The invoking view above redirects to the real-time results display view, which would
be written something like this:

```
class DemoResults(View):
    """
    This view accepts the queue_name and renders HTML that uses
    the queue_name to call the internal API, grabbing some number of
    items, separated by some delay.
    """

    def get(self, request, queue_name: str):
        """
        Real-time results display of demo report run
        """

        ctx = {
            "queue_name": queue_name,
            "num_per_gulp": 100,
            "interval_seconds": 3,
            "upload": upload,
        }

        return render(request, "yourpage.html", ctx)
```

Then include this block in `yourpage.html` where you want the results to appear:

```
{# Real-time results are appended to table rows via htmx #}
{% include "pluto_rt/table_partial.html" %}
```

Note: If you just need a simple results page with no customization, you can
skip creating your own template with the include, instead render your view
directly to template `pluto_rt/table.html` (which is badly named for backwards
compatibility).


## Distribution and license

Creating this as a private ES github repo first, for re-usability,
with intention to secure permission to open source it in the future.
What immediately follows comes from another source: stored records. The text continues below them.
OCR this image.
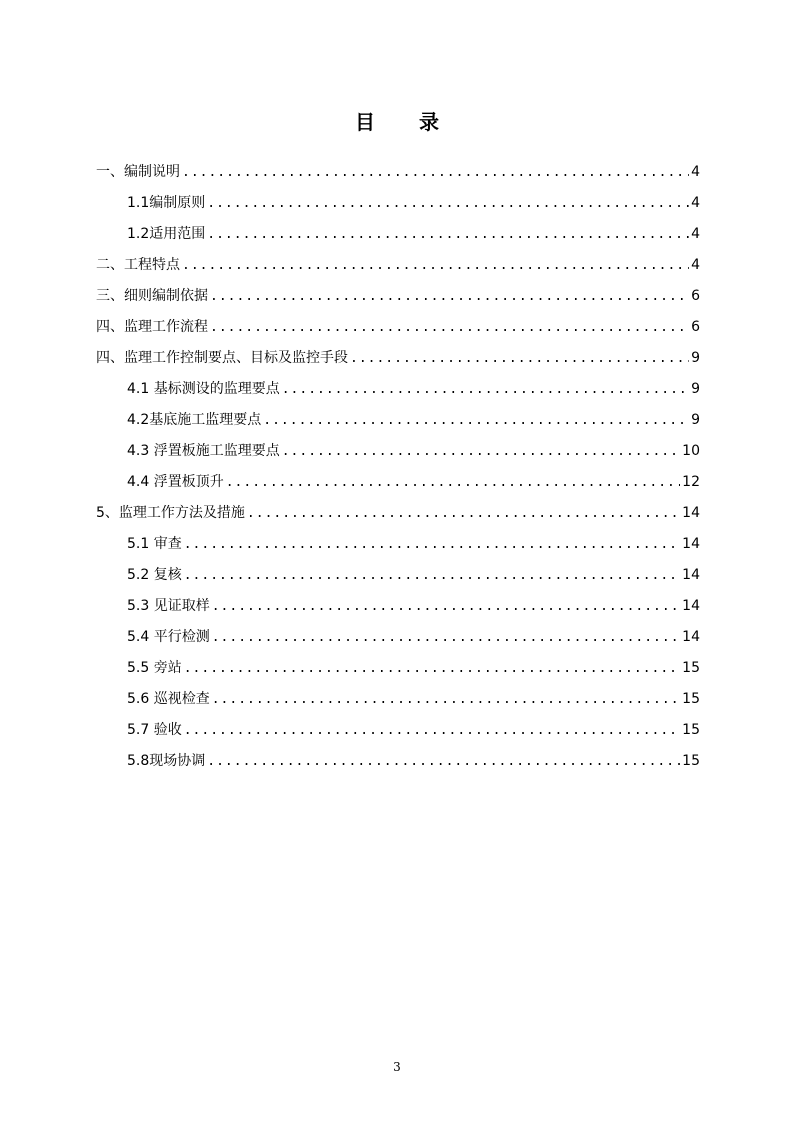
目　录
一、编制说明 .....	4
1.1编制原则 .....	4
1.2适用范围 .....	4
二、工程特点 .....	4
三、细则编制依据 .....	6
四、监理工作流程 .....	6
四、监理工作控制要点、目标及监控手段 .....	9
4.1 基标测设的监理要点 .....	9
4.2基底施工监理要点 .....	9
4.3 浮置板施工监理要点 .....	10
4.4 浮置板顶升 .....	12
5、监理工作方法及措施 .....	14
5.1 审查 .....	14
5.2 复核 .....	14
5.3 见证取样 .....	14
5.4 平行检测 .....	14
5.5 旁站 .....	15
5.6 巡视检查 .....	15
5.7 验收 .....	15
5.8现场协调 .....	15
3
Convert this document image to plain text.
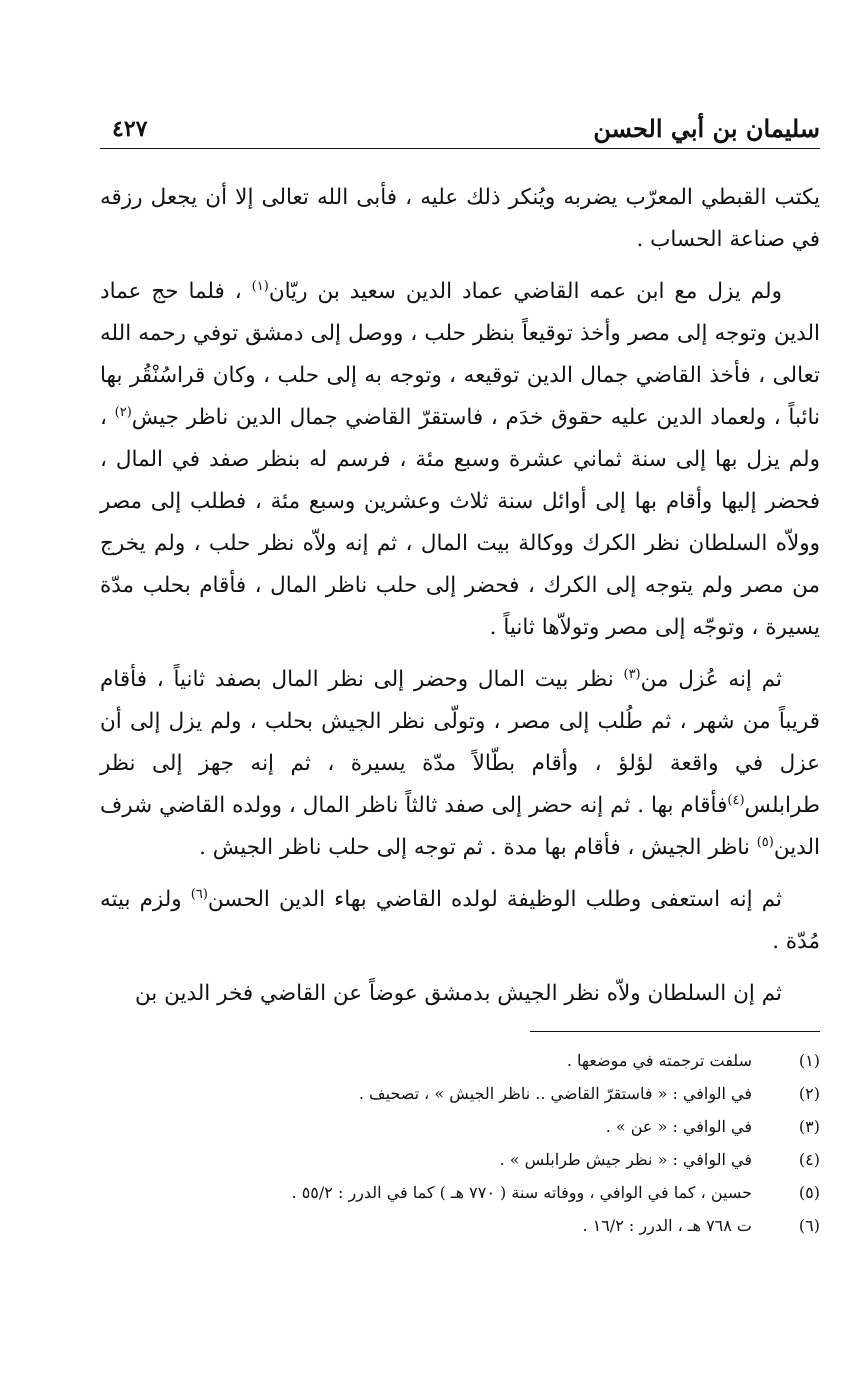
سليمان بن أبي الحسن
٤٢٧

يكتب القبطي المعرّب يضربه ويُنكر ذلك عليه ، فأبى الله تعالى إلا أن يجعل رزقه في صناعة الحساب .

ولم يزل مع ابن عمه القاضي عماد الدين سعيد بن ريّان$^{(١)}$ ، فلما حج عماد الدين وتوجه إلى مصر وأخذ توقيعاً بنظر حلب ، ووصل إلى دمشق توفي رحمه الله تعالى ، فأخذ القاضي جمال الدين توقيعه ، وتوجه به إلى حلب ، وكان قراسُنْقُر بها نائباً ، ولعماد الدين عليه حقوق خدَم ، فاستقرّ القاضي جمال الدين ناظر جيش$^{(٢)}$ ، ولم يزل بها إلى سنة ثماني عشرة وسبع مئة ، فرسم له بنظر صفد في المال ، فحضر إليها وأقام بها إلى أوائل سنة ثلاث وعشرين وسبع مئة ، فطلب إلى مصر وولاّه السلطان نظر الكرك ووكالة بيت المال ، ثم إنه ولاّه نظر حلب ، ولم يخرج من مصر ولم يتوجه إلى الكرك ، فحضر إلى حلب ناظر المال ، فأقام بحلب مدّة يسيرة ، وتوجّه إلى مصر وتولاّها ثانياً .

ثم إنه عُزل من$^{(٣)}$ نظر بيت المال وحضر إلى نظر المال بصفد ثانياً ، فأقام قريباً من شهر ، ثم طُلب إلى مصر ، وتولّى نظر الجيش بحلب ، ولم يزل إلى أن عزل في واقعة لؤلؤ ، وأقام بطّالاً مدّة يسيرة ، ثم إنه جهز إلى نظر طرابلس$^{(٤)}$فأقام بها . ثم إنه حضر إلى صفد ثالثاً ناظر المال ، وولده القاضي شرف الدين$^{(٥)}$ ناظر الجيش ، فأقام بها مدة . ثم توجه إلى حلب ناظر الجيش .

ثم إنه استعفى وطلب الوظيفة لولده القاضي بهاء الدين الحسن$^{(٦)}$ ولزم بيته مُدّة .

ثم إن السلطان ولاّه نظر الجيش بدمشق عوضاً عن القاضي فخر الدين بن

(١)
سلفت ترجمته في موضعها .
(٢)
في الوافي : « فاستقرّ القاضي .. ناظر الجيش » ، تصحيف .
(٣)
في الوافي : « عن » .
(٤)
في الوافي : « نظر جيش طرابلس » .
(٥)
حسين ، كما في الوافي ، ووفاته سنة ( ٧٧٠ هـ ) كما في الدرر : ٥٥/٢ .
(٦)
ت ٧٦٨ هـ ، الدرر : ١٦/٢ .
When this is pip-installed, it will install the wheel, which means you need to recompile the wheel after making changes.

One-time only:

```
pip install build
pip install twine
```

After final commit, change the version in pyproject.toml, then run

`python3 -m build`

Then commit the changes and publish the update to pypi with:

`twine upload dist/pluto_rt-0.1.2.tar.gz`

(replacing the actual build number).

## Versions

0.1.0 Initial version

0.2.0 Sep 1, 2023: Replaced defunct QR3 lib with our own queueing code (made pluto self-sufficient).
    Introduced support for including template partials rather than full-page only.

0.3.0 Dec 14, 2023: Added reverse option, complete() function, demo app.